The World Bank predicts that the “fluid political situation and heightened fiscal, external and financial sector imbalances pose significant uncertainty for the outlook”. The political situation is getting more fluid by the day and the day of reckoning seems not too far off as the “adjustments” are put in place. The increase in VAT from 8 to 15 percent last year may have contributed to reducing the fiscal deficit, but the burden on the poor is obvious.

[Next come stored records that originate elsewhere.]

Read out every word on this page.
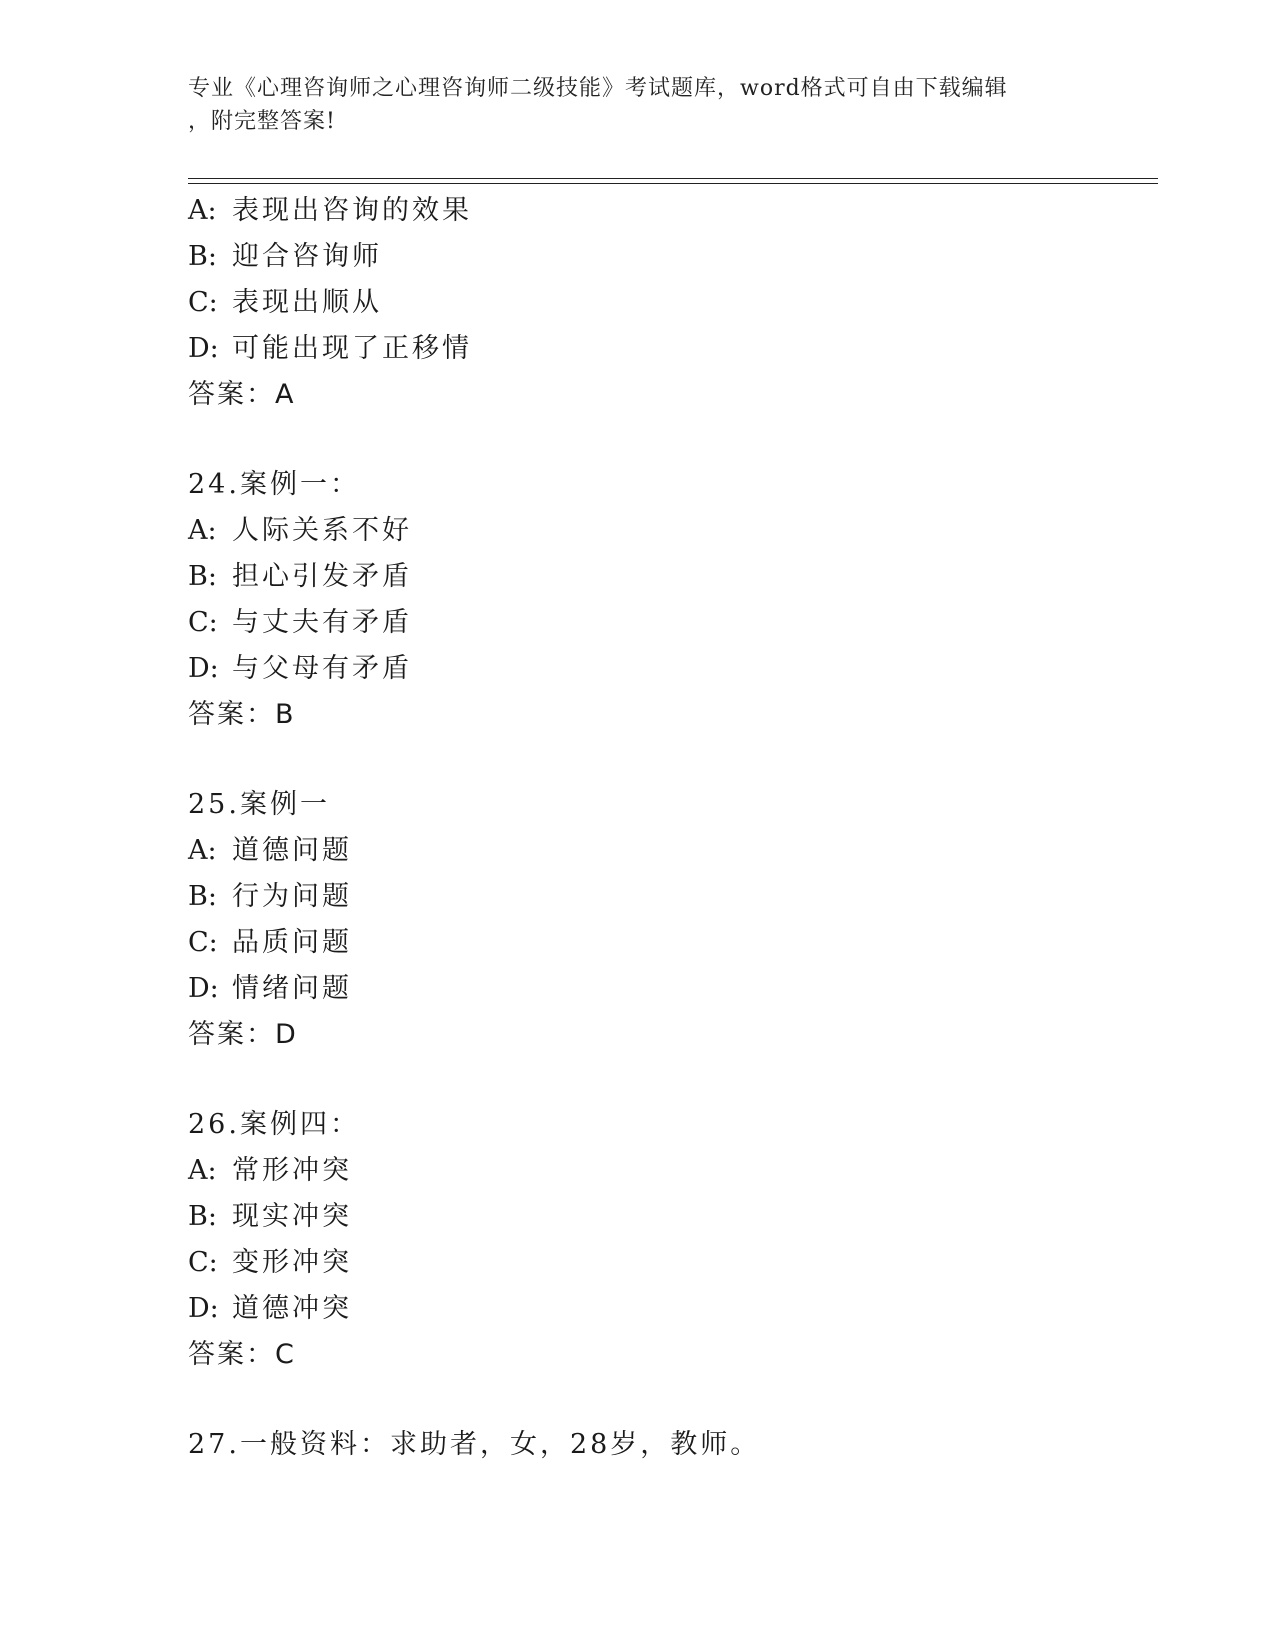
专业《心理咨询师之心理咨询师二级技能》考试题库，word格式可自由下载编辑
，附完整答案!
A: 表现出咨询的效果
B: 迎合咨询师
C: 表现出顺从
D: 可能出现了正移情
答案：A
24.案例一：
A: 人际关系不好
B: 担心引发矛盾
C: 与丈夫有矛盾
D: 与父母有矛盾
答案：B
25.案例一
A: 道德问题
B: 行为问题
C: 品质问题
D: 情绪问题
答案：D
26.案例四：
A: 常形冲突
B: 现实冲突
C: 变形冲突
D: 道德冲突
答案：C
27.一般资料：求助者，女，28岁，教师。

Administrations which gave no thought to the consequences of undisciplined borrowings; which initiated the overnight country-wide fertiliser fiasco affecting our food security; which let the manifestly looming disaster of a burning ship loaded with oil enter our waters hoping to make some dollars out of compensation; which slyly reduced taxes for the super-rich to make even more money—they are the same ones which are advised to ‘mitigate the impact on the poor’. They are going to have to battle mightily with their natural instincts to comply with this, but they ignore this advice at their peril. It is essential that any reform program is more deeply thought out than the recent crop of decisions for reforms which their makers thought were delightfully clever at the time.
Hope against hope
In the Community Centre, people have almost lost hope. They were advised once to go back to Kajima Watte to resettle there, if they are thrown out of the Community Centre. If it happens, clashes are inevitable with the authorities. The more desperate their lives become, the lack of alternatives generally leads to crime and addiction which will not be without consequence for the entire city. It has been said that poverty is the worst form of violence. These people are only one urban representation of hundreds of thousands of others who have been povertised throughout the country.
The older of the displaced remember a time when an indefatigable President cared enough about them to start an ambitious housing project for the marginalised urban homeless. They say that during his time, they would not have been left in this state. They don’t hold out much hope now for such a time again. A different category of unresolved issues of vital significance, finally bred the suicide bomber who killed that President.
In 2016, when the backhoe machines razed their houses to the ground, this community rioted by occupying the Kelani Bridge, burning cars and tyres as mayhem ensued. They were soon resettled. Now, they are the unseen, the marginal, the quietly helpless. As the macroeconomic adjustments are planned and executed, the social safety nets should surely not pass them by.